Indeed, for that reason, modelling done some years ago showed that the taxation of most taxpayers’ superannuation contributions and earnings involves no significant tax concession if the benchmark was their income in retirement. The exception was people with very high superannuation accounts, who indeed have been lowly taxed at 15 per cent.

That is the reason for changing the taxation of large superannuation accounts, but we should not assume that changing the rules more broadly would be fair, nor accordingly that as much as $50 billion should be raised by removing superannuation tax concessions.

Extending capital gains tax to the family home

The problem with removing the exemption of the family home from capital gains tax is that most families sell their home to finance the purchase of an alternative home, that presumably better meets their needs. As both homes have experienced much the same rate of capital appreciation, if the family does not retain the full proceeds from the sale of their former home, then it is likely that they will not be able to afford the new alternative home.

In other words, the family need all the capital gain from their former home to pay for the capital gain on their new home. The reality as they would see it, is that they haven’t obtained any capital gain at all, as the capital gain has not made them any better off until they finally sell and do not own a home anymore.

Therefore, if society wants to tax the capital gains on homes that should only occur at the end of home ownership. But practically estimating the capital gain over the taxpayer’s total home ownership period is far too difficult, and the obvious alternative would be to restore death duties where the value of the estate would include the family home.

Conclusion

The taxation concessions for superannuation come at much less cost to budget revenue than the Treasury estimates. Accordingly, the scope for raising extra revenue, while more than the $2 billion proposed by the Government, is not likely to be a whole lot more.

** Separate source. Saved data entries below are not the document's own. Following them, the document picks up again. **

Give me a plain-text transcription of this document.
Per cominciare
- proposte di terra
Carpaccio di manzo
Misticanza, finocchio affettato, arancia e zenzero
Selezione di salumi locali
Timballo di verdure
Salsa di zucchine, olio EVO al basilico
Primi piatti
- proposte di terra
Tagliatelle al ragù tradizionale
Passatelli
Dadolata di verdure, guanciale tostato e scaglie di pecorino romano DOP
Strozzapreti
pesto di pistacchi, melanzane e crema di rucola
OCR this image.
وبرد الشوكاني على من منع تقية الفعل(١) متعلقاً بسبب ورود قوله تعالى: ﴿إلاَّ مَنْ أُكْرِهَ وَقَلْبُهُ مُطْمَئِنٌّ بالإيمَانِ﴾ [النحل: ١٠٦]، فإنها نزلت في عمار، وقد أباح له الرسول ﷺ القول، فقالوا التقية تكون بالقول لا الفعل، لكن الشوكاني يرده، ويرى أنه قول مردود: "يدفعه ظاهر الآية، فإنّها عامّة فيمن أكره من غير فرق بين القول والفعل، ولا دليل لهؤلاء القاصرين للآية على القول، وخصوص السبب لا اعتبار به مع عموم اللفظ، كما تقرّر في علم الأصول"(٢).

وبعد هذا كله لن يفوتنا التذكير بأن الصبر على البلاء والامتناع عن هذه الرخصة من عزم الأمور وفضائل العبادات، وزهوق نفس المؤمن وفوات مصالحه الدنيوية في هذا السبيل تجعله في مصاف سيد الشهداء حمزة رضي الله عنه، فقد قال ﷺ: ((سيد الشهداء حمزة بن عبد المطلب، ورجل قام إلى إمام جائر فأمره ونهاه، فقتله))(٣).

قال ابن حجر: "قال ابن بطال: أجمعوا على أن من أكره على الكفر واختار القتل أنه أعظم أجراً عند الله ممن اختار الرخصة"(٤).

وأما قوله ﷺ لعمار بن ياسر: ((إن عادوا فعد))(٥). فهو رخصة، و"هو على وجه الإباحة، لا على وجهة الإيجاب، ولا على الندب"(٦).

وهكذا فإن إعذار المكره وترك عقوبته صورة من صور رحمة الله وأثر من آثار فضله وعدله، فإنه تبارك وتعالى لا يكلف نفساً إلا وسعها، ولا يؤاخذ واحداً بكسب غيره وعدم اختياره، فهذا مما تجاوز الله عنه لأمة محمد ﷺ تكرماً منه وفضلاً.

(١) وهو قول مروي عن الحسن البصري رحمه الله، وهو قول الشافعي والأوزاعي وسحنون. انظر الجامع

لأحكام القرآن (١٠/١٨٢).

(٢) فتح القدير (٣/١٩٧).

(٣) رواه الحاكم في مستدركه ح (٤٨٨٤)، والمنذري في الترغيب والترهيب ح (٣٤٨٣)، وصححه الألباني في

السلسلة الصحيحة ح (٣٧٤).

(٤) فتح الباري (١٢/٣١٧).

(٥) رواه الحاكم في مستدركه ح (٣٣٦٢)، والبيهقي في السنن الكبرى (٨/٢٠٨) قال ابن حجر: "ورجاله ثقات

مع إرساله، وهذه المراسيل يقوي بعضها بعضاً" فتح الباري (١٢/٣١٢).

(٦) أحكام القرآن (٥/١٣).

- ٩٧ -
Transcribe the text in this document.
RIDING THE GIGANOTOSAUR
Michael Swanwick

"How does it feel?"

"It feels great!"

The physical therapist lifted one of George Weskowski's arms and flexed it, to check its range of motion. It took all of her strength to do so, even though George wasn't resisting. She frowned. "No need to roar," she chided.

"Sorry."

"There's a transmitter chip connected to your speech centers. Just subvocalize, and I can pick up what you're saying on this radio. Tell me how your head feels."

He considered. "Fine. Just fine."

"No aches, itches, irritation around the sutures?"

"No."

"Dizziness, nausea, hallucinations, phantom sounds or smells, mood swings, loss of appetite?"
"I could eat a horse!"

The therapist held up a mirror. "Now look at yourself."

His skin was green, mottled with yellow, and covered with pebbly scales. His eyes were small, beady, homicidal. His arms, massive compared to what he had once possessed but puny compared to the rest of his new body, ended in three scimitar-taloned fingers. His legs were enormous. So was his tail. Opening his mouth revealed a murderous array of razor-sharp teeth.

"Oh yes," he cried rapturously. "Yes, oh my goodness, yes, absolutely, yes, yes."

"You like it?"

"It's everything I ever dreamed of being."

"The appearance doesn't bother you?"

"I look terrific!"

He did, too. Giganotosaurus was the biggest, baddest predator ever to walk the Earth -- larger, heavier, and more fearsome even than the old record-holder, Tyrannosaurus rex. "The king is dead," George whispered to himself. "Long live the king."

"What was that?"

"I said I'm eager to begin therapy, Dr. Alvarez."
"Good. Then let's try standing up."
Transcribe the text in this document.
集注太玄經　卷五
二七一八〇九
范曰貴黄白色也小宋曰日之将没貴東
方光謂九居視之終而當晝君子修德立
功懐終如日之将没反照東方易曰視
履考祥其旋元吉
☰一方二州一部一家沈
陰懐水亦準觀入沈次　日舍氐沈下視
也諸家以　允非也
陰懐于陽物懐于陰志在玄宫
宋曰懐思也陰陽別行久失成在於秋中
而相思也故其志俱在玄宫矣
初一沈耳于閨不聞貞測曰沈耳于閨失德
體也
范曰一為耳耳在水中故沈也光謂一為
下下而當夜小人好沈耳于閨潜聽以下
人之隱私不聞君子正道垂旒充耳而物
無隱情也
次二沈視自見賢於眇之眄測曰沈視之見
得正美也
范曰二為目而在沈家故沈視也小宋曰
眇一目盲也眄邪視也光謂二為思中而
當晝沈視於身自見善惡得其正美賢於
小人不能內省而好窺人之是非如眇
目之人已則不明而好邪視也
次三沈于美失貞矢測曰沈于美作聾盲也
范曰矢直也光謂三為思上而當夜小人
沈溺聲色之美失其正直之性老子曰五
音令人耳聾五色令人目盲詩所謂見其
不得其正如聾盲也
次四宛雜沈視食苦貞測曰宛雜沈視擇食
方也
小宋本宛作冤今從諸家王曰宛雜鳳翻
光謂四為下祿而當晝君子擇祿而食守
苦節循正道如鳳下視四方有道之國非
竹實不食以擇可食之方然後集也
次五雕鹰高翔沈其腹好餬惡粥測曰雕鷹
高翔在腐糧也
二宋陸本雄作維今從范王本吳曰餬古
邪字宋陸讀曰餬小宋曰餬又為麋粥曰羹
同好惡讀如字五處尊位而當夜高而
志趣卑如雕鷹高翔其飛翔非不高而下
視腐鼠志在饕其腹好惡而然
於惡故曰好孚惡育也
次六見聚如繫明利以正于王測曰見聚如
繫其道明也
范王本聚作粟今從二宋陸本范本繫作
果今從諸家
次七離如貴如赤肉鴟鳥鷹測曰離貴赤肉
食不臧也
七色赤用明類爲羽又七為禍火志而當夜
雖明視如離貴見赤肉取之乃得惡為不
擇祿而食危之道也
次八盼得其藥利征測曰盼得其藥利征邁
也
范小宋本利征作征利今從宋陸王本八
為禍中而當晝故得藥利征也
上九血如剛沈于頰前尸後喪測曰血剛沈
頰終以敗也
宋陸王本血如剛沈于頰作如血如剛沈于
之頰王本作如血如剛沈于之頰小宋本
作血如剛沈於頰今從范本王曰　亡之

Similarly, the taxation of capital gains on the family home should not be on the agenda, and Albanese was right to take it off.

But as these two forms of alleged tax concessions accounted for two thirds of the estimated total revenue at stake, removing them means that other sources of revenue will have to be explored if we want to ensure adequate service provision and a balanced budget over time.

It is understandable that the obvious place to look for more revenue is the tax expenditures. These concessions are exemptions from the rules covering the relevant taxes, and arguably these exemptions are frequently not merited, or at least are not a priority. But if we do not tax superannuation more heavily and continue to exclude the family home from capital gains tax, then the remaining tax concessions only add up to around $50 billion, which is less than needed, even if all of it could be obtained, which seems unlikely.

Thus, not only do we need a serious conversation about taxation, we also need to recognise that reform will have to examine changes to both the income tax schedule and the GST. But in the meantime, getting rid of the Stage 3 tax cuts which will hand around $37 billion annually back to Australia’s highest earners. would be a good start and make much more difference than the changes just announced to superannuation.

While Albanese’s timid approach to policy changes might have helped win the last election, the future worry is how long can the Government avoid the critical challenges that lie ahead?